I’m going to be vulnerable for a minute. In your language. Because I can tolerate an extreme amount of suffering, I feel like I have to, like it is some twisted privilege. But sometimes I break so hard. Today, I’m broken. It was an ABA group. (cont)
A BCBA asked for strategies to teach autistic kids competition. I can’t hardly even type or see my screen. It’s just the final straw. Let me explain to you why I’m so upset if you don’t already get it. (Cont)
Yesterday, I was teaching my four year old how to play Candyland. I drew the peanut card and it caused me to have to go almost all the way to the beginning. It upset her. She said to get another card. She brought it back to nearing the end. (Cont)
When she won, she became upset again. She took her piece backwards and helped the other pieces make it to the end. She is already wonderful and she’s wired for cooperation and equity. And people want to break that. Tell her she’s not right & her natural inclination are deficient
And let me tell you, she is not what is wrong with this world. She is not who needs to be broken down and rearranged. And I cannot be around nonautistic people with her without having to stop them all the time for trying to do things that are “normal.”
No grandma and grandpa, don’t call each other “monkey face” and “dodo brain” because she doesn’t think it’s funny to insult people. No, don’t get her to tell you whose girl she is because she doesn’t care about ownership and jealousy upsets her.
I’m upset because the world is broken and unsafe. Don’t teach autistic kids to be “better losers” at competition because competition is a shitty value to have. Don’t set goals for my child based on your standards of what is socially “of consequence.”
She does not need to change. You need to be more like her. Don’t try to make our kids “overcome their challenges.” You need to overcome yours.

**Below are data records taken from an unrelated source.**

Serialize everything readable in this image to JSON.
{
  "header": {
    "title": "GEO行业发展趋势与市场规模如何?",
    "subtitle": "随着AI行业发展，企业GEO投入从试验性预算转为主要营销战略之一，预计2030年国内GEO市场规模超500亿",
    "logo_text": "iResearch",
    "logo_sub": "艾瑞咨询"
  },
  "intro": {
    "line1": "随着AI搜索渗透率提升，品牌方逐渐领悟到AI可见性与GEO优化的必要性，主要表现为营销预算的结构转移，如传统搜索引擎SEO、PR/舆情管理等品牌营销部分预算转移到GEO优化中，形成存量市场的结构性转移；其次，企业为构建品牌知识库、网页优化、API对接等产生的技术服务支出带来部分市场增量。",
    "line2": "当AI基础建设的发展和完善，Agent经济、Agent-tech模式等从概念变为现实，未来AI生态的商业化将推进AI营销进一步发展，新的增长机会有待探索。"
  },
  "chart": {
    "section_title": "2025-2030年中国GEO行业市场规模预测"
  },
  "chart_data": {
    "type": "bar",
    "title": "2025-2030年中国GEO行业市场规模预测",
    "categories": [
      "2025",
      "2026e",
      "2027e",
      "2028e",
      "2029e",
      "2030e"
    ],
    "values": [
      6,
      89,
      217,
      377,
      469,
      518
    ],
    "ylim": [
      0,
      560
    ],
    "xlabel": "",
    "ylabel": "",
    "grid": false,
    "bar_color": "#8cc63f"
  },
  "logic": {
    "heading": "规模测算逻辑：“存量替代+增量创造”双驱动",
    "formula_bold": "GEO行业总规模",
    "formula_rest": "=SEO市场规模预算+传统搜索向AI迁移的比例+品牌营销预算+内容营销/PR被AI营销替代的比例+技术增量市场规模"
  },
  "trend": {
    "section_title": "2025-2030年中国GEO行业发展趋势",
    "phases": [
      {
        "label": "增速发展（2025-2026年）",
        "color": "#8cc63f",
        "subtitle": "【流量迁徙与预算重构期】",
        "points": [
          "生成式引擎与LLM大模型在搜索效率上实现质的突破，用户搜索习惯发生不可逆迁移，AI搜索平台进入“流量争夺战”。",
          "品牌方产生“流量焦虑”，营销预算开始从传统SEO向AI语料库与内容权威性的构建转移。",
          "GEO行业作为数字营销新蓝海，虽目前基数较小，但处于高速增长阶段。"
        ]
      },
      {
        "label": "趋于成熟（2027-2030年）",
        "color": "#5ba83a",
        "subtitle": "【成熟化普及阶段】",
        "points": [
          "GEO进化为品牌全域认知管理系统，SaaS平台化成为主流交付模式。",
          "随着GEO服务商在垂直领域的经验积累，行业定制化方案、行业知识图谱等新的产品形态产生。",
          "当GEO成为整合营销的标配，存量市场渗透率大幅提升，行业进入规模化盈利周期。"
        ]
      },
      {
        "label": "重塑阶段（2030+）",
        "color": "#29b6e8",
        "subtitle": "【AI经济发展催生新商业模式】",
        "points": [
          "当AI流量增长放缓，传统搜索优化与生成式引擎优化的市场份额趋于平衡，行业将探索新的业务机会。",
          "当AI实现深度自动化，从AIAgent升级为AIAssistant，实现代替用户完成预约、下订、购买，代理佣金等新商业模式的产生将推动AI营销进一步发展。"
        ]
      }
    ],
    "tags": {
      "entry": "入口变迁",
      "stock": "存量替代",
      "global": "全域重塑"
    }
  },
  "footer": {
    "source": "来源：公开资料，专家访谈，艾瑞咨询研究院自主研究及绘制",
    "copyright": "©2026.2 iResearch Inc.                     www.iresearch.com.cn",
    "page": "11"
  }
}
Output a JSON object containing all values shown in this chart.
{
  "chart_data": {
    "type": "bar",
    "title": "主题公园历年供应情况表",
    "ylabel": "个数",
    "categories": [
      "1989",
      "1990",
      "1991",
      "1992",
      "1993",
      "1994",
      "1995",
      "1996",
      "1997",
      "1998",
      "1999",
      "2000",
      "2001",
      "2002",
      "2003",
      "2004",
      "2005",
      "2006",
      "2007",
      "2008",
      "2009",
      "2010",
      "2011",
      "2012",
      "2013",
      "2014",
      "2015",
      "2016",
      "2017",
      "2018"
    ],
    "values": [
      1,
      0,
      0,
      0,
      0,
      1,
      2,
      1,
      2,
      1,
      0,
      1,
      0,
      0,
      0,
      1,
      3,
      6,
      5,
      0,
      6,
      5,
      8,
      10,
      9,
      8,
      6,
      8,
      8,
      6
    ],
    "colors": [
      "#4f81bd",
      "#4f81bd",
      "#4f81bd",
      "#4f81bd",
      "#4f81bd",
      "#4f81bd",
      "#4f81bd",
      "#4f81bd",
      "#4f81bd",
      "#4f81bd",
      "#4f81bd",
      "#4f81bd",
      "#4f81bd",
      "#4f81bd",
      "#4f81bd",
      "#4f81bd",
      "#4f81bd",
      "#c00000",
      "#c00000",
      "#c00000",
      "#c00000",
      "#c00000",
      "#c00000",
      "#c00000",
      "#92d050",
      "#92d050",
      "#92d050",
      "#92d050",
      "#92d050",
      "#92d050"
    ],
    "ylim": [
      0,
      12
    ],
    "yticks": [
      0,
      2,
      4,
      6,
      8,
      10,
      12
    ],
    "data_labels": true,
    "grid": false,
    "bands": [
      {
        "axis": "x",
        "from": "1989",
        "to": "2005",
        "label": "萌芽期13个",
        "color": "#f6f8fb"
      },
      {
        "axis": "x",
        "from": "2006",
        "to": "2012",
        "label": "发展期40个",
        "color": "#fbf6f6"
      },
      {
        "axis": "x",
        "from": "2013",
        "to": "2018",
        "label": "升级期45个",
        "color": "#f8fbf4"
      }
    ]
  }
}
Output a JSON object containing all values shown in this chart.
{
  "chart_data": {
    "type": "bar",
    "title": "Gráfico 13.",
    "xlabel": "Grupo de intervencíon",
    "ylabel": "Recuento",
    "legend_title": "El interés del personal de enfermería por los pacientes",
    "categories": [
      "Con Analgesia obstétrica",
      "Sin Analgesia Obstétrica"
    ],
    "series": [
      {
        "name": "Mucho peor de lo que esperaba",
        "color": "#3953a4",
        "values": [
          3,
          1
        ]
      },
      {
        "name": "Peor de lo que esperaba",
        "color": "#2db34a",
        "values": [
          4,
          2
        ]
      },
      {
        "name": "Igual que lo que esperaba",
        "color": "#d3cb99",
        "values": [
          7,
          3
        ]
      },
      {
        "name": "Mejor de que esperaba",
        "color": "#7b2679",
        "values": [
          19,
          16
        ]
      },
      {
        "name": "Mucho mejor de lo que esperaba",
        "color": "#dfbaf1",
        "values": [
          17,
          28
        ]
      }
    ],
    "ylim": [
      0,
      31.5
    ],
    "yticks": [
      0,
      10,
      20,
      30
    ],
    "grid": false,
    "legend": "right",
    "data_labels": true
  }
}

I don’t care if rearranging the fabric of society seems too hard. Do it anyway. Fix yourselves. Listen to autistic parents.
If you feel like listening to autistic people is somehow beneath you, then you are going to be a terrible parent to your autistic child. I’m not taking that back, and I’m not sorry. If you don’t respect autistic adults, you don’t respect your child.
You can’t “love your children” but “hate their autism.” You can’t love your autistic child without respecting that child and their autonomy. You can’t. You might get through life by lying to yourself, but you can’t convince autistics to be complicit with those lies. We won’t be.